§ 3 p.m.
§ Lord Morris of Castle Morris asked Her Majesty's Government:
§ What plans they have to implement the Prime Minister's proposal to extend the Combined Cadet Force to all schools.
My Lords, as my right honourable friend the Prime Minister made clear last week, the Government wish strongly to encourage wider voluntary participation in all the cadet organisations, including the CCF. Membership of that force presently provides some 40, 000 young people at 241 schools with the opportunity to develop such vital personal qualities as leadership, self-respect, teamwork, responsibility and good citizenship. We are considering ways of increasing the scope of the cadet forces as a whole, so as to allow even more young people the opportunity to enjoy the benefits of membership.
§ Lord Morris of Castle Morris
My Lords, I am most obliged to the noble Earl for that reply.
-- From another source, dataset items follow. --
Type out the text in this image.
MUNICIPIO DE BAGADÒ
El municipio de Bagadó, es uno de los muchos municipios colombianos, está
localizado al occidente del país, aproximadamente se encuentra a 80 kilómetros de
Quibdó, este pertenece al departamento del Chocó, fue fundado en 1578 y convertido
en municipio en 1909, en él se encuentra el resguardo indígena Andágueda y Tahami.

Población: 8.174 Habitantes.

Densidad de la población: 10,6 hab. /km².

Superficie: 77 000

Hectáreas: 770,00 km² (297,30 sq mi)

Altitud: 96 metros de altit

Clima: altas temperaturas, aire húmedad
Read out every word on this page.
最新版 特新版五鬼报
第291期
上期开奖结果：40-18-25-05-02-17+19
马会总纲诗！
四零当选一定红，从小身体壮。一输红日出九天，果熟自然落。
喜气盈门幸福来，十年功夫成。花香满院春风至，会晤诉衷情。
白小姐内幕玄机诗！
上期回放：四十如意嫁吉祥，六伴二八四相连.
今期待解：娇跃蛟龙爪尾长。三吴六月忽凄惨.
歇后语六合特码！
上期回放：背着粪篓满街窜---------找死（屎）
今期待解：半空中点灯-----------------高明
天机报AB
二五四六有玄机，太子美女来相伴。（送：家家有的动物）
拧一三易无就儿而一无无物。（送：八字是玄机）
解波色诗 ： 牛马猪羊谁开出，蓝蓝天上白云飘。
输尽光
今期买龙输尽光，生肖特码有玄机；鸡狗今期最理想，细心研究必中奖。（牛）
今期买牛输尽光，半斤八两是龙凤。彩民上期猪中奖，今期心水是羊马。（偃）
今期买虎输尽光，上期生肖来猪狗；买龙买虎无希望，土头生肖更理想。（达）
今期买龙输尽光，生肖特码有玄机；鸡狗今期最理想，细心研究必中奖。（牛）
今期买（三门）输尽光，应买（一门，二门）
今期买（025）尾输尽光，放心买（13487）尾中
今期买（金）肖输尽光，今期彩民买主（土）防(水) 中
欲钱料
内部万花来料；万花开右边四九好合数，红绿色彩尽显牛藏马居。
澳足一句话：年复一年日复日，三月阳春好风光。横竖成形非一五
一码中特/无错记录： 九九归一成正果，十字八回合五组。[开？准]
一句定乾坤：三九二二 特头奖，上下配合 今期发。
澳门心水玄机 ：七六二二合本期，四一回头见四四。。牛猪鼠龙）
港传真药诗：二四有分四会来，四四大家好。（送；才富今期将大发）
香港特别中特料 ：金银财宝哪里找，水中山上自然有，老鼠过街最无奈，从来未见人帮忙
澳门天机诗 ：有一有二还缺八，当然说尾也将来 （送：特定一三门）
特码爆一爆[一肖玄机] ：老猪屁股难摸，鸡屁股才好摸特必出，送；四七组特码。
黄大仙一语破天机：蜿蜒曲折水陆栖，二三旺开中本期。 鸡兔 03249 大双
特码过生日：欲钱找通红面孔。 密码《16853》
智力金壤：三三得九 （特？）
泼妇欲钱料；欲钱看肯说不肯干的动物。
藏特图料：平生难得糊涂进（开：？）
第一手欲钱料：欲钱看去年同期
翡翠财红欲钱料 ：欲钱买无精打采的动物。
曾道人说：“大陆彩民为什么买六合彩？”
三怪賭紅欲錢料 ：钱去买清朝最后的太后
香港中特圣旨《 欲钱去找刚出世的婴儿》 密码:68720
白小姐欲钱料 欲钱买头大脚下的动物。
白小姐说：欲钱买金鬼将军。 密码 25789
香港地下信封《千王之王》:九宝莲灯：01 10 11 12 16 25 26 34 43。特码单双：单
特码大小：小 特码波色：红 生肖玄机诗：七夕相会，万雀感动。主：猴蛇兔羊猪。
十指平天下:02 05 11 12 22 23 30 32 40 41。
However, will he explain to the House what skills, other than skill in killing people, would be given to those young people by the extended CCF which would not be equally given to them by such organisations as the Duke of Edinburgh's Award scheme, the Outdoor pursuits centre, the outward bound schemes or their local sports club?
My Lords, the noble Lord shows an uncharacteristic ignorance of what cadet forces offer to young people. The weapons handling part of the syllabus is only a minor part of what they do. The reasons why we regard the budget on cadets as money well spent are: first, it is a good way of keeping defence in the public eye and promoting a knowledge of the Armed Forces among the public; secondly, it is a way of delivering useful training to young people within a service ethos; thirdly, it increases the level of interest in the Armed Forces among the young. All the evidence shows that the cadet movement succeeds admirably in those objectives.
§ Baroness Young
My Lords, does my noble friend agree that in his first reply he answered the supplementary question of the noble Lord, Lord Morris of Castle Morris, by setting out the qualities that cadet forces encourage in young people? Does he further agree that there is no contradiction at all in encouraging cadet forces and at the same time encouraging young people to take up the Duke of Edinburgh's Award, more 966 sporting activities and all the other outdoor activities that are so valuable in the development of character and personality?
My Lords, I am very grateful to my noble friend. I could not have put the case better myself. As she rightly indicates, cadets are encouraged to undertake adventurous activities, including expeditions, and to learn community skills such as first aid. Through the Duke of Edinburgh's Award scheme they can further their education in such subjects as the arts, engineering and computer studies. Cadet forces also offer a wide range of other academic and practical activities, many leading eventually to national vocational qualifications.
§ Lord Quirk
My Lords, is it not the case that membership of any of the cadet forces rapidly challenges the mathematically challenged, of whom we have far too many among our youngsters; and that anything that we can do which will encourage the demonstration of the practical utility of basic skills is to be encouraged?
My Lords, the noble Lord makes a very valuable point. The activities encouraged by the cadet movement provide a practical outlet for academic skills acquired in the classroom. One thinks of mathematics, applied mechanics and even military history. Many of the outdoor activities encourage a respect for conserving the environment. There are many ways in which the noble Lord's question is extremely pertinent.
§ Lord Jenkins of Putney
My Lords, is the Minister aware that, like me, John Major refused to become a cadet? He became a wolf cub. Does the noble Lord recognise that non-military bodies exist as well as the cadet organisations? For example, the Woodcraft Folk specialise in environmental matters and are an extremely valuable body. Is the Minister further aware that none of these bodies receives a cent in state support? Is it not right that these matters should be examined again on a much wider basis so that bodies established on a non-military basis can at least receive equal attention?
My Lords, I suspect that my right honourable friend the Prime Minister spent rather a lot of his time playing cricket. However, that is another matter. The noble Lord makes a very important point about youth movements generally. The Government certainly encourage those movements. It is, however, equally important to recognise that the young have a particular interest in youth movements associated with the Armed Forces. There is merit in that interest being channelled, for example, into a safe and responsible attitude towards the use of firearms and into their being encouraged to see the Armed Forces as a force for good in the defence of this country.
§ Lord Jenkins of Putney
My Lords, the other organisations need more cash. They need government money.
My Lords, they may need more cash. Whether they will receive more government money is a 967 matter upon which I should be interested to hear the views of the party opposite. Many voluntary organisations raise much of their money through their own efforts, as do many units within the cadet force movement. The sea cadets, in particular, raise at least half their funds through charitable and voluntary fund-raising.